EU member-states are minting new "digital sovereignty" ministries as fast as they can print up new business cards, the EU itself has just appointed its first "Tech Sovereignty, Security and Democracy" czar:
https://commission.europa.eu/about/organisation/college-commissioners/henna-virkkunen_en
They're building the "Eurostack," a fleet of EU-based data centers that will host free, open, auditable, trustworthy equivalents to the US tech giants' offerings:
https://pluralistic.net/2025/06/25/eurostack/#viktor-orbans-isp
But Eurostack is about to run into a wall: Article 6 of the EU's own Copyright Directive, which prohibits reverse-engineering and modification of tech products. It's a law that the US Trade Rep lobbied hard for, winning the day by promising tariff-free access to the US for Europe's exports (a promise Trump has now broken):
https://pluralistic.net/2025/10/15/freedom-of-movement/#data-dieselgate
So long as Europe continues to hold up its end of this one-sided bargain, it will not be able to create the reverse-engineering based tools to let EU companies, governments and households get their data out of US tech silos, let alone let them build and enjoy successors to OG App, which will make it easy for them to leave US social media without sacrificing contact with the people who matter to them.
Yep, the fucking copygrift raises its ugly head yet again and there's nobody willing to curbstomp it for good.
People hate ads. More than half of all web users have installed an adblocker (which also protects their privacy). It's the largest consumer boycott in human history:
https://doc.searls.com/2023/11/11/how-is-the-worlds-biggest-boycott-doing/
But no one has ever installed an adblocker for an app, because reverse-engineering apps and the mobile platforms they run on is illegal under laws like Article 6 of the Copyright Directive. As a result, tech companies – especially US giants, who can violate EU law with impunity – love to enshittify their apps, because they know that no one can do unto them as they did unto their own rivals (like Myspace).

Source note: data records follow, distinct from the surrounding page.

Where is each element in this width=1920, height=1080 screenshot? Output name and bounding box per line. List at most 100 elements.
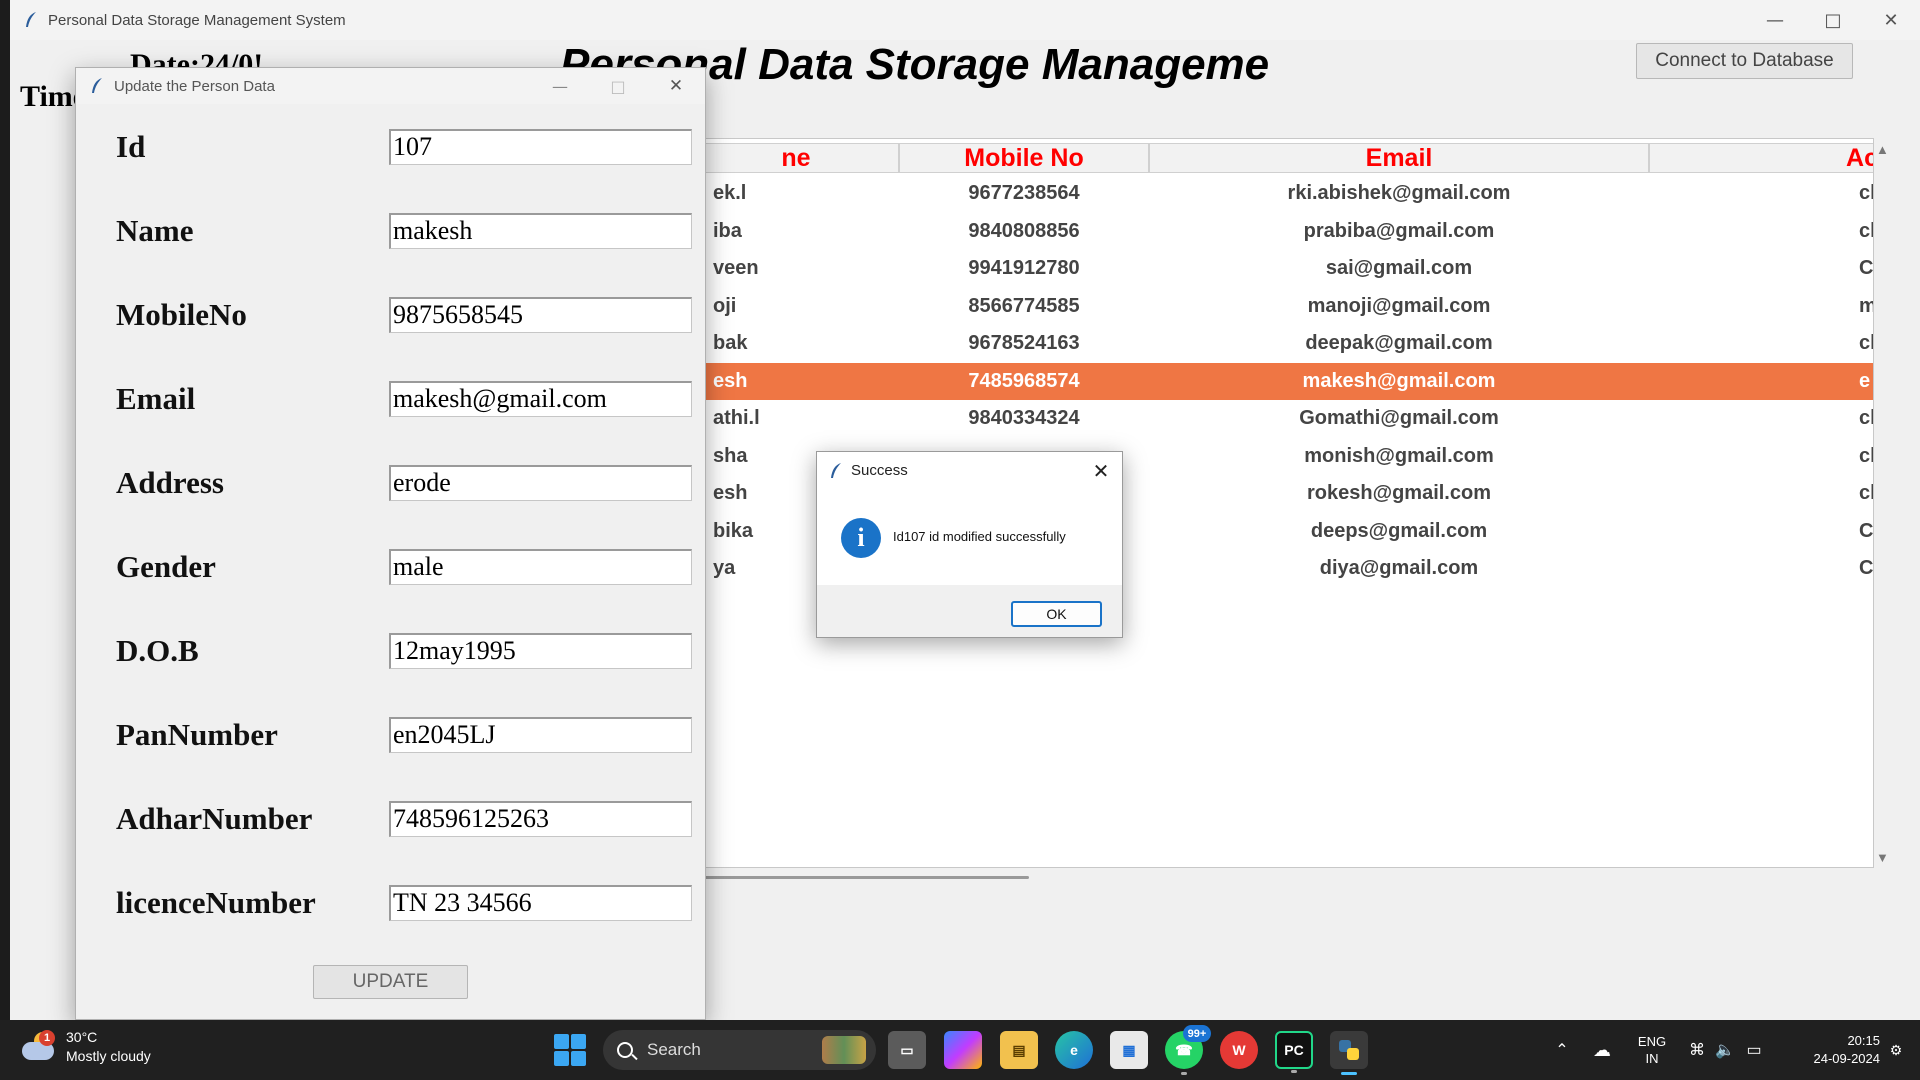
close-icon[interactable]: ✕ xyxy=(1862,0,1920,40)
form-row-pan: PanNumber en2045LJ xyxy=(76,715,705,755)
whatsapp-icon[interactable]: ☎ 99+ xyxy=(1165,1025,1211,1075)
cloudy-weather-icon: 1 xyxy=(22,1030,58,1062)
scroll-down-icon[interactable]: ▼ xyxy=(1876,850,1889,865)
cell-address: C xyxy=(1859,257,1874,280)
form-row-name: Name makesh xyxy=(76,211,705,251)
clock-date: 24-09-2024 xyxy=(1813,1051,1881,1066)
cell-email: sai@gmail.com xyxy=(1325,257,1473,280)
cell-email: Gomathi@gmail.com xyxy=(1299,407,1499,430)
table-row[interactable]: ek.l 9677238564 rki.abishek@gmail.com cl xyxy=(693,175,1873,213)
adhar-label: AdharNumber xyxy=(116,801,313,836)
weather-temperature: 30°C xyxy=(66,1029,98,1045)
cell-name: oji xyxy=(713,294,737,317)
id-label: Id xyxy=(116,129,146,164)
copilot-icon[interactable] xyxy=(944,1031,982,1069)
table-row[interactable]: iba 9840808856 prabiba@gmail.com cl xyxy=(693,213,1873,251)
maximize-icon[interactable]: □ xyxy=(1804,0,1862,40)
adhar-field[interactable]: 748596125263 xyxy=(389,801,692,837)
dialog-titlebar[interactable]: Success xyxy=(817,452,1122,489)
update-window-titlebar[interactable]: Update the Person Data — □ ✕ xyxy=(76,68,705,104)
form-row-id: Id 107 xyxy=(76,127,705,167)
minimize-icon[interactable]: — xyxy=(531,68,589,104)
taskbar-search[interactable]: Search xyxy=(603,1030,876,1070)
cell-address: C xyxy=(1859,519,1874,542)
dialog-title: Success xyxy=(851,462,908,479)
update-window-title: Update the Person Data xyxy=(114,77,275,95)
wifi-icon[interactable]: ⌘ xyxy=(1686,1020,1708,1080)
update-button[interactable]: UPDATE xyxy=(313,965,468,999)
main-titlebar[interactable]: Personal Data Storage Management System … xyxy=(10,0,1920,40)
cell-mobile: 9840808856 xyxy=(968,219,1080,242)
licence-field[interactable]: TN 23 34566 xyxy=(389,885,692,921)
onedrive-cloud-icon[interactable]: ☁ xyxy=(1590,1020,1614,1080)
pan-field[interactable]: en2045LJ xyxy=(389,717,692,753)
file-explorer-icon[interactable]: ▤ xyxy=(1000,1031,1038,1069)
mobile-field[interactable]: 9875658545 xyxy=(389,297,692,333)
wps-office-icon[interactable]: W xyxy=(1220,1031,1258,1069)
cell-address: m xyxy=(1859,288,1873,326)
cell-mobile: 9677238564 xyxy=(968,182,1080,205)
cell-name: iba xyxy=(713,219,742,242)
column-header-address[interactable]: Ac xyxy=(1649,143,1873,173)
active-indicator xyxy=(1341,1072,1357,1075)
feather-icon xyxy=(831,462,841,478)
microsoft-store-icon[interactable]: ▦ xyxy=(1110,1031,1148,1069)
cell-email: prabiba@gmail.com xyxy=(1303,219,1495,242)
ok-button[interactable]: OK xyxy=(1011,601,1102,627)
pycharm-icon[interactable]: PC xyxy=(1275,1031,1313,1073)
language-code: ENG xyxy=(1637,1034,1667,1049)
clock[interactable]: 20:15 24-09-2024 xyxy=(1780,1020,1881,1080)
language-indicator[interactable]: ENG IN xyxy=(1632,1020,1672,1080)
horizontal-scrollbar[interactable] xyxy=(704,876,1029,879)
notification-bell-icon[interactable]: ⚙ xyxy=(1884,1020,1908,1080)
edge-browser-icon[interactable]: e xyxy=(1055,1031,1093,1069)
table-row[interactable]: athi.l 9840334324 Gomathi@gmail.com cl xyxy=(693,400,1873,438)
volume-icon[interactable]: 🔈 xyxy=(1714,1020,1736,1080)
info-icon: i xyxy=(841,518,881,558)
email-field[interactable]: makesh@gmail.com xyxy=(389,381,692,417)
weather-widget[interactable]: 1 30°C Mostly cloudy xyxy=(22,1028,151,1066)
windows-start-icon[interactable] xyxy=(554,1034,586,1066)
dob-field[interactable]: 12may1995 xyxy=(389,633,692,669)
address-label: Address xyxy=(116,465,224,500)
id-field[interactable]: 107 xyxy=(389,129,692,165)
column-header-mobile[interactable]: Mobile No xyxy=(899,143,1149,173)
battery-icon[interactable]: ▭ xyxy=(1742,1020,1766,1080)
cell-mobile: 9840334324 xyxy=(968,407,1080,430)
gender-field[interactable]: male xyxy=(389,549,692,585)
table-row-selected[interactable]: esh 7485968574 makesh@gmail.com e xyxy=(693,362,1873,400)
table-header: ne Mobile No Email Ac xyxy=(693,143,1873,175)
column-header-email[interactable]: Email xyxy=(1149,143,1649,173)
whatsapp-badge: 99+ xyxy=(1183,1025,1211,1042)
cell-name: athi.l xyxy=(713,407,760,430)
connect-database-button[interactable]: Connect to Database xyxy=(1636,43,1853,79)
cell-email: rki.abishek@gmail.com xyxy=(1287,182,1511,205)
scroll-up-icon[interactable]: ▲ xyxy=(1876,142,1889,157)
close-icon[interactable]: ✕ xyxy=(1086,456,1116,486)
cell-mobile: 9678524163 xyxy=(968,332,1080,355)
table-row[interactable]: veen 9941912780 sai@gmail.com C xyxy=(693,250,1873,288)
table-row[interactable]: oji 8566774585 manoji@gmail.com m xyxy=(693,288,1873,326)
form-row-gender: Gender male xyxy=(76,547,705,587)
dialog-message: Id107 id modified successfully xyxy=(893,529,1066,544)
cell-email: rokesh@gmail.com xyxy=(1306,482,1491,505)
cell-email: diya@gmail.com xyxy=(1319,557,1479,580)
column-header-name[interactable]: ne xyxy=(693,143,899,173)
table-row[interactable]: bak 9678524163 deepak@gmail.com cl xyxy=(693,325,1873,363)
update-person-window: Update the Person Data — □ ✕ Id 107 Name m… xyxy=(75,67,706,1020)
cell-address: cl xyxy=(1859,444,1873,467)
python-icon[interactable] xyxy=(1330,1031,1368,1075)
task-view-icon[interactable]: ▭ xyxy=(888,1031,926,1069)
running-indicator xyxy=(1181,1072,1187,1075)
cell-address: cl xyxy=(1859,482,1873,505)
show-hidden-icons-icon[interactable]: ⌃ xyxy=(1550,1020,1574,1080)
cell-name: esh xyxy=(713,369,748,392)
maximize-icon[interactable]: □ xyxy=(589,68,647,104)
name-field[interactable]: makesh xyxy=(389,213,692,249)
minimize-icon[interactable]: — xyxy=(1746,0,1804,40)
close-icon[interactable]: ✕ xyxy=(647,68,705,104)
main-window-title: Personal Data Storage Management System xyxy=(48,11,346,29)
cell-address: C xyxy=(1859,557,1874,580)
form-row-address: Address erode xyxy=(76,463,705,503)
address-field[interactable]: erode xyxy=(389,465,692,501)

Meta's new ad strategy for Threads is the perfect cue for a European repeal of Article 6 of the Copyright Directive. Procedurally, this is a great moment for it, as the EU is finalizing the Digital Fairness Act, which could include an exemption to EUCD 6 for privacy-enhancing technologies:
https://www.europarl.europa.eu/legislative-train/theme-protecting-our-democracy-upholding-our-values/file-digital-fairness-act
Giving Europeans an effective way to push back against Meta's wholesale violation of their rights is a way that the Eurostack can score popular support right now – not in five years when the new data centers come online. It's a way of improving the lives of Europeans in immediate, concrete ways, rather than asking them to be grateful that some ministry has changed cloud providers – an important change, sure, but one that has no real impact on their daily lives.
What's more, legalizing jailbreaking for the purpose of making Threads alt-clients wouldn't just give Europeans a better social media experience – it could bootstrap European social media services. Remember, Threads was able to achieve instant scale by moving Instagram users onto Threads wholesale, maintaining their Insta follows and followers when they created their Threads accounts.

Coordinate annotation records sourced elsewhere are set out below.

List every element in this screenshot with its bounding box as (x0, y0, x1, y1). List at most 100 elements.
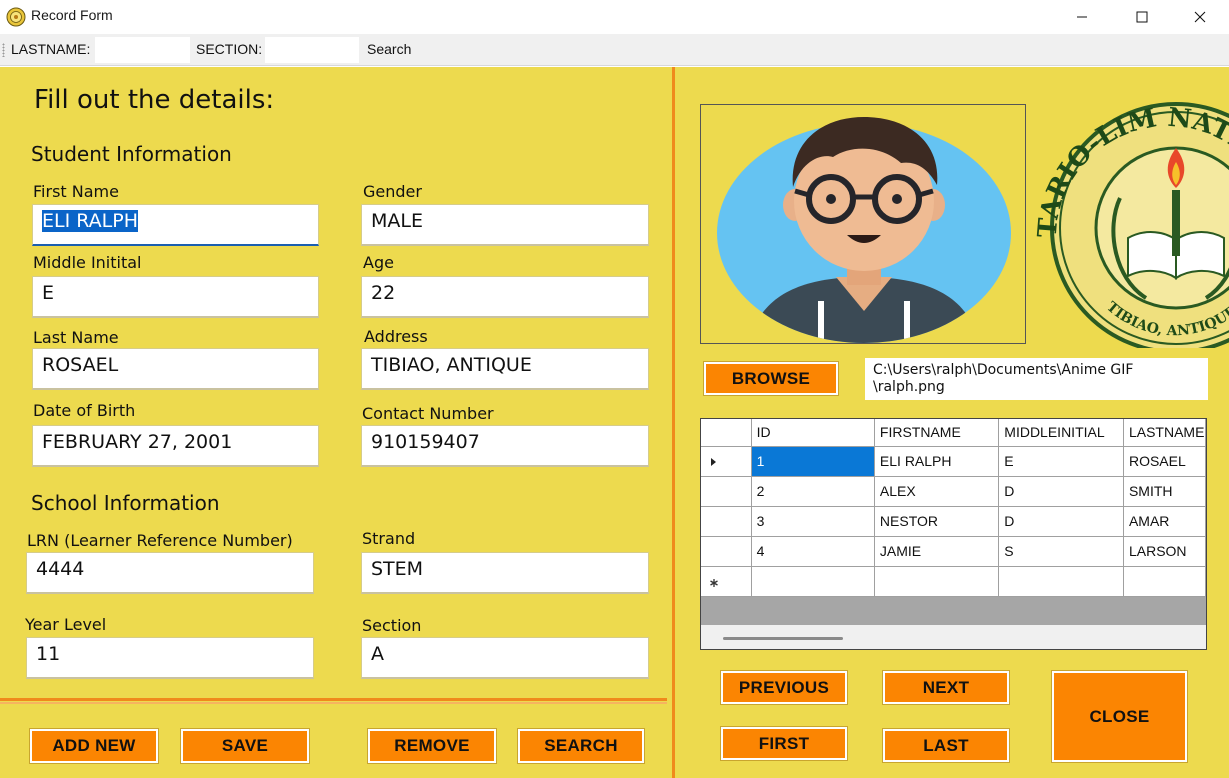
last-button[interactable]: LAST (882, 728, 1010, 763)
panel-divider (669, 67, 679, 778)
toolbar-search-button[interactable]: Search (367, 41, 411, 57)
row-header[interactable] (701, 476, 752, 507)
table-row[interactable]: 1 ELI RALPH E ROSAEL (701, 446, 1206, 477)
cell-id[interactable]: 3 (751, 506, 875, 537)
remove-button[interactable]: REMOVE (367, 728, 497, 764)
photo-path-line1: C:\Users\ralph\Documents\Anime GIF (873, 362, 1134, 378)
school-seal-logo: TARIO-LIM NATIONAL MEMO TIBIAO, ANTIQUE (1036, 88, 1229, 348)
cell-firstname[interactable]: NESTOR (874, 506, 1000, 537)
cell-firstname[interactable]: ELI RALPH (874, 446, 1000, 477)
first-name-field[interactable]: ELI RALPH (32, 204, 319, 246)
maximize-icon (1136, 11, 1148, 23)
grid-header-row: ID FIRSTNAME MIDDLEINITIAL LASTNAME (701, 419, 1206, 447)
cell-lastname[interactable] (1123, 566, 1206, 597)
cell-lastname[interactable]: LARSON (1123, 536, 1206, 567)
grid-corner-header (701, 419, 752, 447)
first-button[interactable]: FIRST (720, 726, 848, 761)
new-row[interactable] (701, 566, 1206, 597)
form-divider (0, 698, 667, 706)
contact-number-field[interactable]: 910159407 (361, 425, 649, 467)
add-new-button[interactable]: ADD NEW (29, 728, 159, 764)
close-icon (1194, 11, 1206, 23)
cell-id[interactable]: 4 (751, 536, 875, 567)
age-label: Age (363, 253, 394, 272)
section-filter-label: SECTION: (196, 41, 263, 57)
first-name-label: First Name (33, 182, 119, 201)
address-field[interactable]: TIBIAO, ANTIQUE (361, 348, 649, 390)
cell-middleinitial[interactable]: D (998, 506, 1124, 537)
cell-firstname[interactable]: ALEX (874, 476, 1000, 507)
middle-initial-field[interactable]: E (32, 276, 319, 318)
grid-horizontal-scrollbar[interactable] (701, 625, 1206, 649)
column-header-id[interactable]: ID (751, 419, 875, 447)
year-level-label: Year Level (25, 615, 107, 634)
first-name-value: ELI RALPH (42, 210, 138, 232)
avatar-image (717, 117, 1011, 343)
app-icon (6, 7, 26, 27)
section-field[interactable]: A (361, 637, 649, 679)
records-grid[interactable]: ID FIRSTNAME MIDDLEINITIAL LASTNAME 1 EL… (700, 418, 1207, 650)
middle-initial-label: Middle Initital (33, 253, 142, 272)
cell-id[interactable]: 1 (751, 446, 875, 477)
cell-lastname[interactable]: AMAR (1123, 506, 1206, 537)
gender-field[interactable]: MALE (361, 204, 649, 246)
close-window-button[interactable] (1170, 0, 1229, 34)
gender-label: Gender (363, 182, 422, 201)
column-header-firstname[interactable]: FIRSTNAME (874, 419, 1000, 447)
cell-id[interactable]: 2 (751, 476, 875, 507)
maximize-button[interactable] (1112, 0, 1172, 34)
school-info-heading: School Information (31, 491, 220, 515)
cell-firstname[interactable] (874, 566, 1000, 597)
table-row[interactable]: 4 JAMIE S LARSON (701, 536, 1206, 567)
column-header-lastname[interactable]: LASTNAME (1123, 419, 1206, 447)
lrn-field[interactable]: 4444 (26, 552, 314, 594)
minimize-button[interactable] (1052, 0, 1112, 34)
browse-button[interactable]: BROWSE (703, 361, 839, 396)
student-photo (700, 104, 1026, 344)
address-label: Address (364, 327, 428, 346)
toolbar: LASTNAME: SECTION: Search (0, 34, 1229, 66)
row-header[interactable] (701, 446, 752, 477)
row-header[interactable] (701, 566, 752, 597)
row-header[interactable] (701, 536, 752, 567)
search-button[interactable]: SEARCH (517, 728, 645, 764)
section-filter-input[interactable] (265, 37, 359, 63)
table-row[interactable]: 2 ALEX D SMITH (701, 476, 1206, 507)
lastname-filter-input[interactable] (95, 37, 190, 63)
photo-path-field[interactable]: C:\Users\ralph\Documents\Anime GIF \ralp… (865, 358, 1208, 400)
dob-field[interactable]: FEBRUARY 27, 2001 (32, 425, 319, 467)
table-row[interactable]: 3 NESTOR D AMAR (701, 506, 1206, 537)
last-name-label: Last Name (33, 328, 119, 347)
lrn-label: LRN (Learner Reference Number) (27, 531, 293, 550)
save-button[interactable]: SAVE (180, 728, 310, 764)
age-field[interactable]: 22 (361, 276, 649, 318)
year-level-field[interactable]: 11 (26, 637, 314, 679)
current-row-indicator-icon (711, 457, 716, 466)
strand-field[interactable]: STEM (361, 552, 649, 594)
column-header-middleinitial[interactable]: MIDDLEINITIAL (998, 419, 1124, 447)
form-heading: Fill out the details: (34, 85, 275, 115)
last-name-field[interactable]: ROSAEL (32, 348, 319, 390)
cell-lastname[interactable]: SMITH (1123, 476, 1206, 507)
lastname-filter-label: LASTNAME: (11, 41, 91, 57)
section-label: Section (362, 616, 422, 635)
toolbar-grip-icon[interactable] (2, 43, 5, 57)
photo-path-line2: \ralph.png (873, 379, 945, 395)
contact-number-label: Contact Number (362, 404, 494, 423)
title-bar: Record Form (0, 0, 1229, 34)
next-button[interactable]: NEXT (882, 670, 1010, 705)
cell-middleinitial[interactable]: E (998, 446, 1124, 477)
close-button[interactable]: CLOSE (1051, 670, 1188, 763)
cell-firstname[interactable]: JAMIE (874, 536, 1000, 567)
student-info-heading: Student Information (31, 142, 232, 166)
cell-id[interactable] (751, 566, 875, 597)
dob-label: Date of Birth (33, 401, 136, 420)
scrollbar-thumb[interactable] (723, 637, 843, 640)
window-title: Record Form (31, 7, 113, 23)
row-header[interactable] (701, 506, 752, 537)
cell-lastname[interactable]: ROSAEL (1123, 446, 1206, 477)
previous-button[interactable]: PREVIOUS (720, 670, 848, 705)
cell-middleinitial[interactable] (998, 566, 1124, 597)
cell-middleinitial[interactable]: D (998, 476, 1124, 507)
cell-middleinitial[interactable]: S (998, 536, 1124, 567)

Do you hear it, you lazy assholes? You fell for the copygrift bullshit way back when, now here's your chance to un-fuck it. Just like in every other field, the current copyright regulations benefit giant corporations (from the US) first, nobody else second. And no, if the German record industry starts crying, you punt them in the cunt, then defenestrate them right from the top floor. They fully deserve getting the shit kicked out of them, being even worse than the Americans in this regard.
Also, cut the "think of the children" bullshit and don't force us to hand over our vulnerable personal data to anyone, neither you nor Big Tech.